Beim entthronten Champion ratiopharm ulm gab es im Sommer ebenfalls namhafte Abgänge. Während der Neu-Berliner Trevion Williams weiterhin in der Liga zu bewundern ist, zieht es Juan Nunez, Pacome Dadiet, Georginho de Paula und Robin Christen in andere Ligen und teils andere Länder; Dadiet erhielt sogar einen NBA-Vertrag (New York Knicks), während Aufbauspieler Nunez zum Euroleague-Club FC Barcelona geht. Die Verantwortlichen wurden mit Blick auf die Neuen unter anderem in der easyCredit BBL (Nelson Weidemann), in der G-League (Isaiah Roby) und – einmal mehr – in Brasilien (Marcio Santos) fündig. Stichwort Brasilien: Gleich vier Ex-Ulmer standen bei Olympia im Aufgebot der Südamerikaner.

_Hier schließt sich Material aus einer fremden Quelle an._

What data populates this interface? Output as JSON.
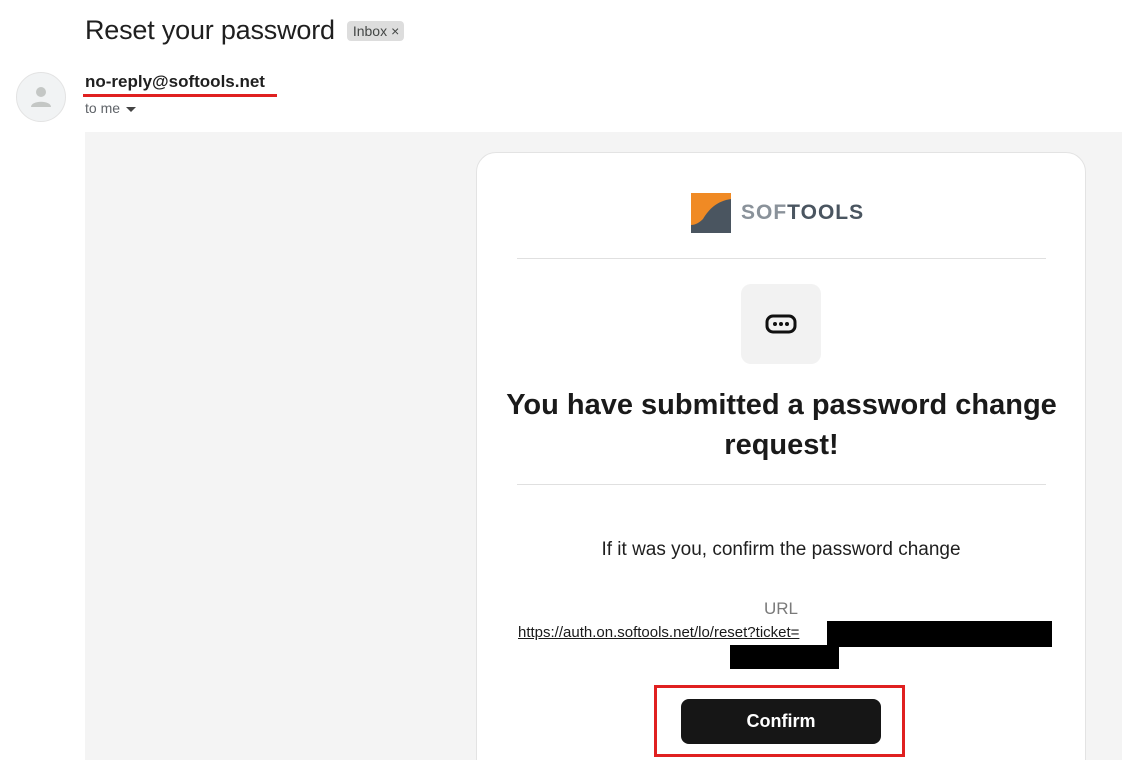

Einen entscheidenden Tausch gab es außerdem beim Trainerposten: Anton Gavel wechselt zu den Bamberg Baskets, als Nachfolger präsentierte Ulm schon vor dem Ende der vergangenen Saison Ty Harrelson. Der US-Amerikaner kommt von …

RASTA Vechta und entsprechend mit der Empfehlung, in der Saison 2023/2024 Großes geleistet zu haben. Die Niedersachsen hielten sich von Anfang an aus dem nervenzehrenden Ringen um den Klassenerhalt souverän heraus und schafften den Sprung in die Playoffs. Der Erfolg von RASTA sprach sich natürlich rasch herum, entsprechend lockten einige Clubs mit Offerten. Bei den durchaus zahlreichen Abgängen ragt einer heraus: Tommy Kuhse, der nach Italien wechselt, hatte enormen Anteil am Höhenflug in Vechta.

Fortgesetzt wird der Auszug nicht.